The effect of age on DNAm load was estimated by fitting an exponential regression of DNAm load on the age of animals (years). DNAm status was included as a variable to predict the age of animals using five Bayesian regression models: BRR29Bayes A29BayesB29BayesCπ36and Bayesian LASSO (BLASSO)37as follows:

$${varvec{y}}={varvec{X}}{varvec{b}}+sum_{i=1}^{k}{{varvec{m}}}_{{varvec {i}}}{boldsymbol{alpha }}_{{varvec{i}}}{{varvec{updelta}}}_{{varvec{i}}}+{varvec{e} }$$

where ({varvec{X}}) and ({varvec{e}}) have been previously described; ({varvec{y}}) corresponds to the vector of ages in years; ({varvec{b}}) corresponds to the vector of fixed effects, including the intercept and the linear covariates for each breed; ({{varvec{m}}}_{{varvec{i}}}) is the vector of mDNA status for site Yo (coded as 0, 1, and 2); ({boldsymbol{alpha }}_{{varvec{i}}}) i is the effect of DNAm status for site Yo for each of k sites; ({{varvec{updelta}}}_{{varvec{i}}}) is an indicator whether mDNA status site Yo was included (({{varvec{updelta}}}_{{varvec{i}}}) = 1) or excluded (({{varvec{updelta}}}_{{varvec{i}}}) = 0) from the model for a given iteration of gibbs sampling (BayesRR and BayesA, ({{varvec{updelta}}}_{{varvec{i}}}) = 1). In BayesRR and BayesCπ, the effect of DNAm status is assumed to follow a normal distribution. In BayesA and BayesB, the effect of DNAm status is assumed to follow a you-distribution with site-specific variances. In Bayes Lasso, the effect of DNAm status is assumed to follow a double-exponential distribution.

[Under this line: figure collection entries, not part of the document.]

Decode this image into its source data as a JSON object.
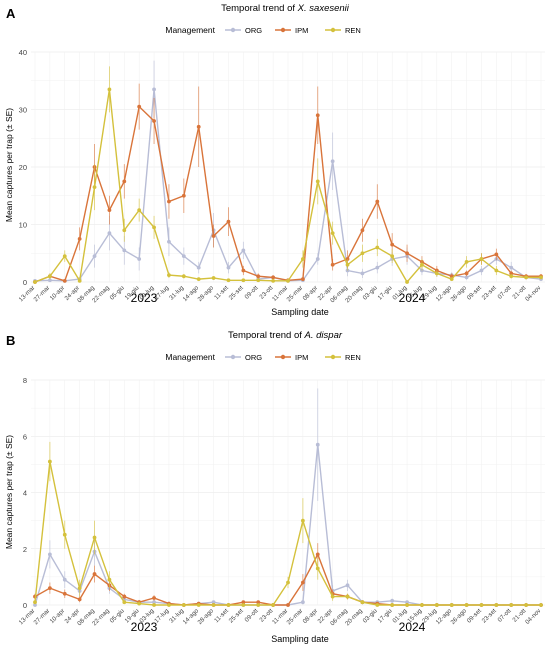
{
  "colors": {
    "ORG": "#b8bdd6",
    "IPM": "#d9743a",
    "REN": "#d4c13c",
    "grid": "#e6e6e6",
    "axis": "#444444"
  },
  "x_ticks": [
    "13-mar",
    "27-mar",
    "10-apr",
    "24-apr",
    "08-mag",
    "22-mag",
    "05-giu",
    "19-giu",
    "03-lug",
    "17-lug",
    "31-lug",
    "14-ago",
    "28-ago",
    "11-set",
    "25-set",
    "09-ott",
    "23-ott",
    "11-mar",
    "25-mar",
    "08-apr",
    "22-apr",
    "06-mag",
    "20-mag",
    "03-giu",
    "17-giu",
    "01-lug",
    "15-lug",
    "29-lug",
    "12-ago",
    "26-ago",
    "09-set",
    "23-set",
    "07-ott",
    "21-ott",
    "04-nov"
  ],
  "years": [
    "2023",
    "2024"
  ],
  "chart_data": [
    {
      "type": "line",
      "panel_letter": "A",
      "title_prefix": "Temporal trend of ",
      "title_species": "X. saxesenii",
      "legend_title": "Management",
      "legend_position": "top",
      "xlabel": "Sampling date",
      "ylabel": "Mean captures per trap (± SE)",
      "ylim": [
        0,
        40
      ],
      "yticks": [
        "0",
        "10",
        "20",
        "30",
        "40"
      ],
      "grid": true,
      "series": [
        {
          "name": "ORG",
          "x": [
            "2023-03-13",
            "2023-03-27",
            "2023-04-10",
            "2023-04-24",
            "2023-05-08",
            "2023-05-22",
            "2023-06-05",
            "2023-06-19",
            "2023-07-03",
            "2023-07-17",
            "2023-07-31",
            "2023-08-14",
            "2023-08-28",
            "2023-09-11",
            "2023-09-25",
            "2023-10-09",
            "2023-10-23",
            "2024-03-11",
            "2024-03-25",
            "2024-04-08",
            "2024-04-22",
            "2024-05-06",
            "2024-05-20",
            "2024-06-03",
            "2024-06-17",
            "2024-07-01",
            "2024-07-15",
            "2024-07-29",
            "2024-08-12",
            "2024-08-26",
            "2024-09-09",
            "2024-09-23",
            "2024-10-07",
            "2024-10-21",
            "2024-11-04"
          ],
          "y": [
            0.2,
            0.3,
            0.2,
            0.5,
            4.5,
            8.5,
            5.5,
            4,
            33.5,
            7,
            4.5,
            2.5,
            9,
            2.5,
            5.5,
            0.5,
            0.8,
            0.2,
            0.3,
            4,
            21,
            2,
            1.5,
            2.5,
            4,
            4.5,
            2,
            1.5,
            1.2,
            0.8,
            2,
            4,
            2.5,
            0.8,
            0.5
          ],
          "se": [
            0.2,
            0.3,
            0.2,
            0.4,
            2,
            3,
            2.5,
            2,
            5,
            2.5,
            1.5,
            1,
            3,
            1,
            1.5,
            0.3,
            0.3,
            0.2,
            0.2,
            1,
            5,
            1,
            0.8,
            1,
            1.2,
            1.5,
            0.8,
            0.6,
            0.5,
            0.4,
            0.8,
            1,
            1,
            0.4,
            0.3
          ]
        },
        {
          "name": "IPM",
          "x": [
            "2023-03-13",
            "2023-03-27",
            "2023-04-10",
            "2023-04-24",
            "2023-05-08",
            "2023-05-22",
            "2023-06-05",
            "2023-06-19",
            "2023-07-03",
            "2023-07-17",
            "2023-07-31",
            "2023-08-14",
            "2023-08-28",
            "2023-09-11",
            "2023-09-25",
            "2023-10-09",
            "2023-10-23",
            "2024-03-11",
            "2024-03-25",
            "2024-04-08",
            "2024-04-22",
            "2024-05-06",
            "2024-05-20",
            "2024-06-03",
            "2024-06-17",
            "2024-07-01",
            "2024-07-15",
            "2024-07-29",
            "2024-08-12",
            "2024-08-26",
            "2024-09-09",
            "2024-09-23",
            "2024-10-07",
            "2024-10-21",
            "2024-11-04"
          ],
          "y": [
            0,
            1,
            0.2,
            7.5,
            20,
            12.5,
            17.5,
            30.5,
            28,
            14,
            15,
            27,
            8,
            10.5,
            2,
            1,
            0.8,
            0.3,
            0.5,
            29,
            3,
            4,
            9,
            14,
            6.5,
            5,
            3.5,
            2,
            1,
            1.5,
            4,
            4.8,
            1.5,
            1,
            1
          ],
          "se": [
            0.1,
            0.5,
            0.2,
            2,
            4,
            2.5,
            3,
            4,
            4,
            3,
            3,
            7,
            2,
            2.5,
            0.8,
            0.5,
            0.4,
            0.2,
            0.3,
            5,
            1,
            1.5,
            2,
            3,
            2,
            1.5,
            1,
            0.8,
            0.5,
            0.5,
            1,
            1,
            0.5,
            0.4,
            0.4
          ]
        },
        {
          "name": "REN",
          "x": [
            "2023-03-13",
            "2023-03-27",
            "2023-04-10",
            "2023-04-24",
            "2023-05-08",
            "2023-05-22",
            "2023-06-05",
            "2023-06-19",
            "2023-07-03",
            "2023-07-17",
            "2023-07-31",
            "2023-08-14",
            "2023-08-28",
            "2023-09-11",
            "2023-09-25",
            "2023-10-09",
            "2023-10-23",
            "2024-03-11",
            "2024-03-25",
            "2024-04-08",
            "2024-04-22",
            "2024-05-06",
            "2024-05-20",
            "2024-06-03",
            "2024-06-17",
            "2024-07-01",
            "2024-07-15",
            "2024-07-29",
            "2024-08-12",
            "2024-08-26",
            "2024-09-09",
            "2024-09-23",
            "2024-10-07",
            "2024-10-21",
            "2024-11-04"
          ],
          "y": [
            0,
            1,
            4.5,
            0.2,
            16.5,
            33.5,
            9,
            12.5,
            9.5,
            1.2,
            1,
            0.5,
            0.7,
            0.3,
            0.3,
            0.3,
            0.2,
            0.2,
            4,
            17.5,
            8.5,
            3,
            5,
            6,
            4.5,
            0,
            3,
            1.5,
            0.5,
            3.5,
            4,
            2,
            1,
            0.8,
            0.8
          ],
          "se": [
            0.1,
            0.5,
            1,
            0.2,
            4,
            4,
            2,
            2,
            2,
            0.5,
            0.4,
            0.3,
            0.3,
            0.2,
            0.2,
            0.2,
            0.1,
            0.1,
            1.5,
            4,
            2,
            1,
            1.5,
            1.5,
            1.2,
            0.1,
            1,
            0.6,
            0.3,
            1,
            1,
            0.8,
            0.4,
            0.3,
            0.3
          ]
        }
      ]
    },
    {
      "type": "line",
      "panel_letter": "B",
      "title_prefix": "Temporal trend of ",
      "title_species": "A. dispar",
      "legend_title": "Management",
      "legend_position": "top",
      "xlabel": "Sampling date",
      "ylabel": "Mean captures per trap (± SE)",
      "ylim": [
        0,
        8
      ],
      "yticks": [
        "0",
        "2",
        "4",
        "6",
        "8"
      ],
      "grid": true,
      "series": [
        {
          "name": "ORG",
          "x": [
            "2023-03-13",
            "2023-03-27",
            "2023-04-10",
            "2023-04-24",
            "2023-05-08",
            "2023-05-22",
            "2023-06-05",
            "2023-06-19",
            "2023-07-03",
            "2023-07-17",
            "2023-07-31",
            "2023-08-14",
            "2023-08-28",
            "2023-09-11",
            "2023-09-25",
            "2023-10-09",
            "2023-10-23",
            "2024-03-11",
            "2024-03-25",
            "2024-04-08",
            "2024-04-22",
            "2024-05-06",
            "2024-05-20",
            "2024-06-03",
            "2024-06-17",
            "2024-07-01",
            "2024-07-15",
            "2024-07-29",
            "2024-08-12",
            "2024-08-26",
            "2024-09-09",
            "2024-09-23",
            "2024-10-07",
            "2024-10-21",
            "2024-11-04"
          ],
          "y": [
            0,
            1.8,
            0.9,
            0.5,
            1.9,
            0.6,
            0.2,
            0.1,
            0.1,
            0.05,
            0,
            0.05,
            0.1,
            0,
            0,
            0,
            0,
            0,
            0.1,
            5.7,
            0.5,
            0.7,
            0.1,
            0.1,
            0.15,
            0.1,
            0,
            0,
            0,
            0,
            0,
            0,
            0,
            0,
            0
          ],
          "se": [
            0.05,
            0.5,
            0.3,
            0.2,
            0.5,
            0.2,
            0.1,
            0.08,
            0.08,
            0.05,
            0.03,
            0.05,
            0.06,
            0.03,
            0.03,
            0.03,
            0.03,
            0.03,
            0.08,
            2,
            0.2,
            0.2,
            0.08,
            0.06,
            0.08,
            0.06,
            0.02,
            0.02,
            0.02,
            0.02,
            0.02,
            0.02,
            0.02,
            0.02,
            0.02
          ]
        },
        {
          "name": "IPM",
          "x": [
            "2023-03-13",
            "2023-03-27",
            "2023-04-10",
            "2023-04-24",
            "2023-05-08",
            "2023-05-22",
            "2023-06-05",
            "2023-06-19",
            "2023-07-03",
            "2023-07-17",
            "2023-07-31",
            "2023-08-14",
            "2023-08-28",
            "2023-09-11",
            "2023-09-25",
            "2023-10-09",
            "2023-10-23",
            "2024-03-11",
            "2024-03-25",
            "2024-04-08",
            "2024-04-22",
            "2024-05-06",
            "2024-05-20",
            "2024-06-03",
            "2024-06-17",
            "2024-07-01",
            "2024-07-15",
            "2024-07-29",
            "2024-08-12",
            "2024-08-26",
            "2024-09-09",
            "2024-09-23",
            "2024-10-07",
            "2024-10-21",
            "2024-11-04"
          ],
          "y": [
            0.3,
            0.6,
            0.4,
            0.2,
            1.1,
            0.7,
            0.3,
            0.1,
            0.25,
            0.05,
            0,
            0.05,
            0,
            0,
            0.1,
            0.1,
            0,
            0,
            0.8,
            1.8,
            0.4,
            0.3,
            0.1,
            0.05,
            0,
            0,
            0,
            0,
            0,
            0,
            0,
            0,
            0,
            0,
            0
          ],
          "se": [
            0.1,
            0.2,
            0.15,
            0.1,
            0.3,
            0.2,
            0.1,
            0.08,
            0.1,
            0.05,
            0.03,
            0.05,
            0.03,
            0.03,
            0.06,
            0.06,
            0.03,
            0.03,
            0.3,
            0.4,
            0.15,
            0.1,
            0.06,
            0.05,
            0.02,
            0.02,
            0.02,
            0.02,
            0.02,
            0.02,
            0.02,
            0.02,
            0.02,
            0.02,
            0.02
          ]
        },
        {
          "name": "REN",
          "x": [
            "2023-03-13",
            "2023-03-27",
            "2023-04-10",
            "2023-04-24",
            "2023-05-08",
            "2023-05-22",
            "2023-06-05",
            "2023-06-19",
            "2023-07-03",
            "2023-07-17",
            "2023-07-31",
            "2023-08-14",
            "2023-08-28",
            "2023-09-11",
            "2023-09-25",
            "2023-10-09",
            "2023-10-23",
            "2024-03-11",
            "2024-03-25",
            "2024-04-08",
            "2024-04-22",
            "2024-05-06",
            "2024-05-20",
            "2024-06-03",
            "2024-06-17",
            "2024-07-01",
            "2024-07-15",
            "2024-07-29",
            "2024-08-12",
            "2024-08-26",
            "2024-09-09",
            "2024-09-23",
            "2024-10-07",
            "2024-10-21",
            "2024-11-04"
          ],
          "y": [
            0.1,
            5.1,
            2.5,
            0.6,
            2.4,
            0.9,
            0.1,
            0.05,
            0,
            0,
            0,
            0,
            0,
            0,
            0,
            0,
            0,
            0.8,
            3.0,
            1.3,
            0.3,
            0.3,
            0.1,
            0,
            0,
            0,
            0,
            0,
            0,
            0,
            0,
            0,
            0,
            0,
            0
          ],
          "se": [
            0.05,
            0.7,
            0.5,
            0.3,
            0.6,
            0.3,
            0.06,
            0.04,
            0.02,
            0.02,
            0.02,
            0.02,
            0.02,
            0.02,
            0.02,
            0.02,
            0.02,
            0.2,
            0.8,
            0.4,
            0.15,
            0.1,
            0.05,
            0.02,
            0.02,
            0.02,
            0.02,
            0.02,
            0.02,
            0.02,
            0.02,
            0.02,
            0.02,
            0.02,
            0.02
          ]
        }
      ]
    }
  ]
}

Gibbs sampling was used to sample a posterior parameter distribution with a chain length of 20,000 iterations, burn-in of 2,000 samples, and a thinning interval of 100. Bootstrapping (n= 400) was used to evaluate the performance of the models with 102 and 34 individuals as training and validation populations, respectively. The performance of the models was evaluated based on the correlation between true and predicted age, mean square error, and slope of the regression of predicted age on true age. Analyzes were performed in BGLR package35 in R software.